Short-term load and wind power forecasting using neural network-based prediction intervals.

Hao Quan, Dipti Srinivasan, Abbas Khosravi

    IEEE Transactions on Neural Networks and Learning Systems
    |May 9, 2014
    PubMed
    Summary
    This summary is machine-generated.

    This study introduces a neural network (NN) method using lower upper bound estimation (LUBE) to create prediction intervals (PIs) for uncertain power system load and renewable energy forecasts. The approach enhances forecast accuracy in evolving decentralized energy systems.

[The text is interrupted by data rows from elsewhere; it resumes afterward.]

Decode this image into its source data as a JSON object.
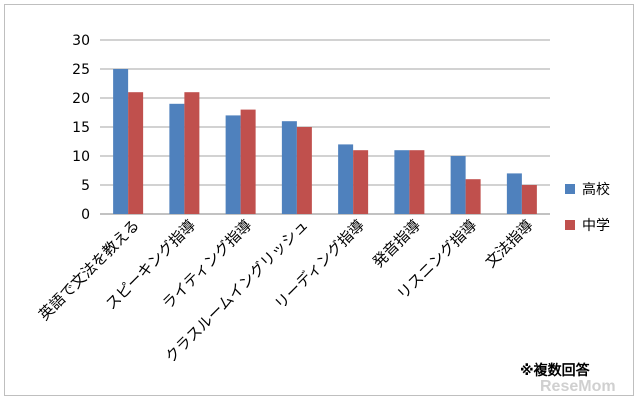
{
  "chart_data": {
    "type": "bar",
    "categories": [
      "英語で文法を教える",
      "スピーキング指導",
      "ライティング指導",
      "クラスルームイングリッシュ",
      "リーディング指導",
      "発音指導",
      "リスニング指導",
      "文法指導"
    ],
    "series": [
      {
        "name": "高校",
        "values": [
          25,
          19,
          17,
          16,
          12,
          11,
          10,
          7
        ],
        "color": "#4f81bd"
      },
      {
        "name": "中学",
        "values": [
          21,
          21,
          18,
          15,
          11,
          11,
          6,
          5
        ],
        "color": "#c0504d"
      }
    ],
    "yticks": [
      0,
      5,
      10,
      15,
      20,
      25,
      30
    ],
    "ylim": [
      0,
      30
    ],
    "grid": true,
    "legend_position": "right"
  },
  "note": "※複数回答",
  "watermark": "ReseMom"
}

    Related Experiment Videos

    Area of Science:

    • Electrical Engineering
    • Computational Intelligence
    • Energy Systems

    Background:

    • Modern electrical power systems are transitioning towards decentralization, increasing reliance on variable renewable energy sources like wind and solar.
    • This shift introduces significant uncertainty, making accurate load forecasting crucial for effective power system management.
    • Traditional point forecasting methods struggle to address the inherent uncertainties in power system operations.

    Purpose of the Study:

    • To develop a robust method for quantifying forecast uncertainties in power systems.
    • To implement and extend a neural network (NN)-based approach for constructing prediction intervals (PIs).
    • To propose a novel problem formulation for optimizing prediction interval generation.

    Main Methods:

    • Application and extension of the lower upper bound estimation (LUBE) method with NN models.
    • Formulation of a constrained single-objective optimization problem derived from a multi-objective problem.
    • Integration of Particle Swarm Optimization (PSO) with a mutation operator to solve the optimization problem.

    Main Results:

    • The proposed PSO-based LUBE method successfully constructs high-quality prediction intervals (PIs).
    • Validation using electrical demand data from Singapore and New South Wales, and wind power generation from Capital Wind Farm.
    • Demonstrated ability to provide accurate PIs for both load and wind power forecasts in a timely manner.

    Conclusions:

    • The developed NN-based LUBE method effectively quantifies uncertainties in power system forecasting.
    • The novel problem formulation and PSO integration offer an efficient solution for generating reliable prediction intervals.
    • This approach is valuable for managing increasingly complex and decentralized energy systems.